Hasselblad 500 C/M.
A well-placed tent.
Historias de Cronopios y de Famas, by Julio Cortazar.
Gonzaga Manso is a director and photographer mainly focused on advertising and artistic work.
His work speaks about what he feels, what he dreams, what surrounds him. About that argument he had with a taxi driver, about the girl he met last summer, about getting lost and finding himself, about his dog and his little fixations. Telling stories and crafting characters is not only a passion, it is also a necessity.
Gonzaga Manso believes in hard work, planning and attention to detail. We break our backs building sets and shaping light to get THAT atmosphere, THAT colour. We have so much fun doing it.
He’s had the pleasure to work with clients like Pepsi, Movistar, Sony and Smart, and with agencies like DDB, McCann-Erickson, Contrapunto BBDO and TBWA. Some of these works have been awarded at important international festivals, others haven’t. As a director of photography, he has worked with such prestigious Spanish directors as Javier Fesser, Borja Cobeaga and Julio Medem.
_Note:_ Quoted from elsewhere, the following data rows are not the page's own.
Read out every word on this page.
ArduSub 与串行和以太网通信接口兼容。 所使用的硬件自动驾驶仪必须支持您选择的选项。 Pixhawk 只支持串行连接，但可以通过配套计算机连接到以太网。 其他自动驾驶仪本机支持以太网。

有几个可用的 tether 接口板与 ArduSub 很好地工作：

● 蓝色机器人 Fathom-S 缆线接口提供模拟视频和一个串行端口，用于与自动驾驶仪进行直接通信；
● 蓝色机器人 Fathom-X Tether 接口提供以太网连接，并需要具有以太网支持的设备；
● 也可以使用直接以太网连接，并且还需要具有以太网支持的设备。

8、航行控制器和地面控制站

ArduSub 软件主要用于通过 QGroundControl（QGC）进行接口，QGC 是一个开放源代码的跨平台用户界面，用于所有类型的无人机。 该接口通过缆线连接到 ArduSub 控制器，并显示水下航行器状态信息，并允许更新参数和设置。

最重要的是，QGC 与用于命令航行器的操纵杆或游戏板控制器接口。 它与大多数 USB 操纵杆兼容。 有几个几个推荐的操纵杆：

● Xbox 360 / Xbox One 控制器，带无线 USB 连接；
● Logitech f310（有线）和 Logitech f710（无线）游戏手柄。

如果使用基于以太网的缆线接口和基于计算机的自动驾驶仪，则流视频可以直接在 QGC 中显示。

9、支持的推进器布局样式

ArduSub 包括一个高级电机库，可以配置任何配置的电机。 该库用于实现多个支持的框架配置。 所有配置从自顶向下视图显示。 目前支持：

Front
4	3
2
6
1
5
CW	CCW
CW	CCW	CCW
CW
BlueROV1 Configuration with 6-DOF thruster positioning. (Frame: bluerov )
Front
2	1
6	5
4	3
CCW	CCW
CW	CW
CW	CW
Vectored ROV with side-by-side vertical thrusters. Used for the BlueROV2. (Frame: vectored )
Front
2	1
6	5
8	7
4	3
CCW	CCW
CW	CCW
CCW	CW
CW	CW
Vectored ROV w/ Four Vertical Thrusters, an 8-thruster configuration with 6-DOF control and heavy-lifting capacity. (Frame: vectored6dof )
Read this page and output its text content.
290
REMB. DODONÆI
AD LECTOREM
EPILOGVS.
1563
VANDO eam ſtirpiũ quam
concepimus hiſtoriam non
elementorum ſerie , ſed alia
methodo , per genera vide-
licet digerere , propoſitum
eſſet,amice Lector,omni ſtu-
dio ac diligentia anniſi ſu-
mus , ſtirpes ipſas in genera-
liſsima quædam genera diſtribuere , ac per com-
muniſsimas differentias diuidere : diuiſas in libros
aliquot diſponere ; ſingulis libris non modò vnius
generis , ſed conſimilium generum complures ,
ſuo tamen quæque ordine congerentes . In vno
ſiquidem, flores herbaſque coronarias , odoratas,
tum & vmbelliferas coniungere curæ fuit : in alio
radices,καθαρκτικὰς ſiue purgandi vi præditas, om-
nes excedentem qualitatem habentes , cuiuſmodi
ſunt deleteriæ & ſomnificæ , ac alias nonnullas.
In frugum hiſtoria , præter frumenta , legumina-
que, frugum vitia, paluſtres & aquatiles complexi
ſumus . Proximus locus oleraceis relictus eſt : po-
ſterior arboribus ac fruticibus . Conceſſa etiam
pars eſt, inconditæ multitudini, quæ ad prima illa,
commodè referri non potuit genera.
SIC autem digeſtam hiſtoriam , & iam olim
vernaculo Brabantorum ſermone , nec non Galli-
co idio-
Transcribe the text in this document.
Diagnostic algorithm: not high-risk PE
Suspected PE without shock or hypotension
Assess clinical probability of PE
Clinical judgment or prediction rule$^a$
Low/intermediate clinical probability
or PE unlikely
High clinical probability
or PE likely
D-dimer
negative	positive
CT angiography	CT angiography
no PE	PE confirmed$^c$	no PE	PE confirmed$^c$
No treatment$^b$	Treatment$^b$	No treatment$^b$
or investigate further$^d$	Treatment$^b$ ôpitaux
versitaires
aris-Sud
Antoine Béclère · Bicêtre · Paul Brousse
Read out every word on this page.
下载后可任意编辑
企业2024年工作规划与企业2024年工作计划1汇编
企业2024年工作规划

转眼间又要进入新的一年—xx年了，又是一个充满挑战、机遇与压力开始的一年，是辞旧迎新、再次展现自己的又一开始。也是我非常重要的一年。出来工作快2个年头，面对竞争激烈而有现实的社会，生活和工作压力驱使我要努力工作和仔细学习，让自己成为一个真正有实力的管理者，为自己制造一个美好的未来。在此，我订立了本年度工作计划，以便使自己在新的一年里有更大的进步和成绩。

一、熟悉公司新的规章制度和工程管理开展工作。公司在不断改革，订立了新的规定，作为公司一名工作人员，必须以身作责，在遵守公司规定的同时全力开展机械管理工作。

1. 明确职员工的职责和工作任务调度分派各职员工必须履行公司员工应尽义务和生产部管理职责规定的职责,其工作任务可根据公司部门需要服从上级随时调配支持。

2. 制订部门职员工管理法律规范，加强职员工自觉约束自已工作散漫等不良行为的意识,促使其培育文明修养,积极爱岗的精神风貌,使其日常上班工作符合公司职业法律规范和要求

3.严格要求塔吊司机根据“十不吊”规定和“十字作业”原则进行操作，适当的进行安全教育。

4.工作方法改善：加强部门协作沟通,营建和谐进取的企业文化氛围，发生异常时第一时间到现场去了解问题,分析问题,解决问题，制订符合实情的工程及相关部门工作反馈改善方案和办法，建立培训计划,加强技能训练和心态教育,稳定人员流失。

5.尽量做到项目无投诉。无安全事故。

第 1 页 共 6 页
Gonzaga also gives courses and lectures on light and photography. He’s given conferences in Lima, Buenos Aires, Venecia, Madrid, Panamá, Bogotá, Santiago de Chile…
Being able to turn your passion into your profession is a great privilege. He’s thankful to all his teammates and people who make it happen every day.
-How did you first become interested in photography?
I was a teenager completely in love, and I tried to capture that feeling using a camera. I failed.
-How would you describe your style of photography?
I would say I have a very cinematic approach. I love wide shots with several characters interacting. I feel really comfortable working in the studio, building sets and taking great care of the light and the atmosphere. But overall, for me it is essential to tell a story with the image, to capture an idea or a feeling.
-Is there a theme or concept that runs throughout all of your work?
I don’t think so. Ideas evolve and change over time, each project is different.
-What is your typical camera setup on a shoot?
It depends on the project. I shoot a lot with a Canon 5D SR, but I love medium format, Hasselblad or Phase One. From time to time, I shoot on film with my 500 C/M.
-You also work with moving image. How does working with this medium differ from your photography?
For me it is almost the same process. When I’m shooting a picture, I prepare everything exactly as if I were going to shoot a film. I do not rely on post-production to correct things later, I like to have everything happening in front of my lens.
Being honest, I think shooting films is way more demanding than shooting pictures. But also sometimes it is complicated to condense a story in just one frame. Both mediums have their charms and difficulties.
-What is your approach to pre-production like?
I’m a big pre-production fan. I love to control everything in my photographs, actually I’m a bit of a control freak. I think pre-production is a key step in the creation process. If you pre-produce well, then the shooting is going to be a piece of cake.
-You also teach and lecture about photography, how has this influenced your own way of shooing?
It made me analyse my workflow and be very conscious of who I am and what I do. Also, it’s a big motivation for me, it’s great to have people interested in my work.
-How do you promote your work?
Paco Ponce de León is a great producer, he manages all the promotion and contacts with clients and agencies. We also have agents getting projects for us.
-What is your post-production workflow like?
For me post-production is like the icing on the cake. If you did well during the creation process, in post-production all you just have to do is reinforce and empower the feeling of the image. But you can’t change the flavour of the whole cake.
I work on Capture One and Photoshop, and I usually spend a long time in this phase. Not because I do a lot of things, but because I want to take my time and be sure of the final look.
-What is your dream project?
Right now, direct a feature length film.
-What is your biggest resource in relation to technical knowledge and how long did it take you to master your technique?
Camera technique is really easy, you can learn how to properly use a camera in just one day. Lighting technique is far more complicated and more subtle. I consider light as the main tool of a photographer, and you’ll never stop learning about it.
I’m self-taught, I learnt how to use light by using it; Trial and error. I think that is the best way to understand how light works. Also, observation is a very important part of the learning process. We are surrounded by light every day of our lives, if we pay attention we can learn a lot about it. Films and paintings are also a big resource of knowledge.
-What was the best career advice you were ever given?
Don’t try to be someone else, be yourself and do what you like. Then, work your ass off.